На улице февраль радостно бросал нам в лицо беспардонные снежинки. Я неустанно вздрагивала от каждой их удачной попытки проникновения мне за шиворот. Казалось, сними я куртку, и со спины рухнет лавина, перемешанная с моим негодованием почти в равных пропорциях. Статические декорации бесцветного ряда домов утомляли с первого взгляда. Со второго, надо отметить, утомление обращалось смирением.
– Ты их видишь? Должны были приехать уже, – я не то, что бы замёрзла, я скорее просто забыла, что такое тепло.
– Ну вон они, наверное.
Я повернулась в сторону Котовского «наверное»: сквозь плотную штору снега пробивались короткие позывные жёлтых фар.
– Свет, ты нормальная? И давно ты их видишь? – я схватила её под руку и двинула нас обоих в сторону «маяка».
– Ну пусть ждут, раз им надо.
– Блин, раз им надо.... А нам надо, что мы тут как две дуры стоим, ищем свет в конце туннеля?
– Не знаю, я ничего не искала, – Котова уверенным движением запаковала выпавшую прядь волос поглубже в капюшон.
Почему-то при малейшей опасности столкновения с мужским обществом я теряю самообладание и мою так называемую уверенность в себе. Светка же наоборот, как-то ментально приосанивается, наполняясь одновременно высокомерием и снисходительностью к тем, кого принято называть сильным полом. Мою недавнюю решимость уже сесть наконец-таки в машину в процессе движения плавно перехватывала подруга, и теперь уже не я её тащила к зазывно моргающему автомобилю, а она меня.

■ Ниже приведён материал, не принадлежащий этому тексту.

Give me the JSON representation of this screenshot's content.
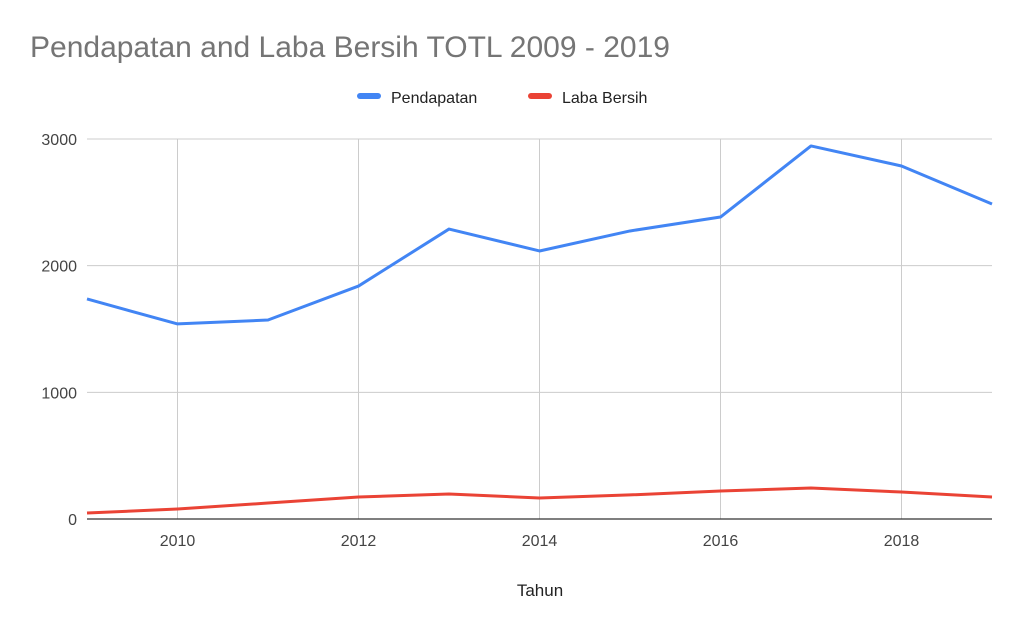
{
  "chart_data": {
    "type": "line",
    "title": "Pendapatan and Laba Bersih TOTL 2009 - 2019",
    "xlabel": "Tahun",
    "ylabel": "",
    "x": [
      2009,
      2010,
      2011,
      2012,
      2013,
      2014,
      2015,
      2016,
      2017,
      2018,
      2019
    ],
    "xlim": [
      2009,
      2019
    ],
    "ylim": [
      0,
      3000
    ],
    "xticks": [
      "2010",
      "2012",
      "2014",
      "2016",
      "2018"
    ],
    "yticks": [
      "0",
      "1000",
      "2000",
      "3000"
    ],
    "grid": true,
    "legend_position": "top",
    "series": [
      {
        "name": "Pendapatan",
        "color": "#4285f4",
        "values": [
          1737,
          1540,
          1571,
          1839,
          2289,
          2116,
          2274,
          2384,
          2945,
          2787,
          2487
        ]
      },
      {
        "name": "Laba Bersih",
        "color": "#ea4335",
        "values": [
          47,
          79,
          126,
          174,
          197,
          166,
          190,
          221,
          245,
          213,
          174
        ]
      }
    ]
  }
}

Дверь распахнулась. И вышел он. Такой красивый. Такой....
– Марселина Андреевна, а мы с Василием Михайловичем боялись, что вы передумаете.
Он улыбается….
Светка толкнула меня в сторону задней двери. К месту за водителем. За Ним. Я послушно направилась в указанном направлении, думая о том, что в этой ситуации самое главное – не упасть.
В салоне пахло кожей. И Буниным. Который даже не удосужился развернуть к нам своё величество. Дождавшись, пока Светка усядется рядом, я захлопнула дверь.
– Учись, Вася, как надо автомобильные двери закрывать. Нежно и бережно.
Гулкий удар с другой стороны и улыбающееся Светкино лицо поставили брезгливую точку в моём начавшемся было диалоге с Внутренним Критиком на предмет того, считать ли всё вышесказанное Ромой неким романтическим посылом моей персоне.
– А ты борзая, Котова, – заржал Бунин.
– Не ты, а вы, – важно донеслось с заднего сидения.
– Да ТЫ что, серьёзно? – он живо повернулся в нашу сторону и упёрся свирепым взглядом прямо в меня.
Хрупкая Светка, сидевшая за монументальным капитаном, преспокойно снимала перчатки вне зоны действия его зрительного ресурса.
– Ладно, будем считать, подружились, – Рома нажал на педаль газа.
Тепло салона и плавный ход иномарки принуждали чувствовать себя чайным пакетиком: хотелось так же расслабленно и без остатка погрузиться в предлагаемые обстоятельства.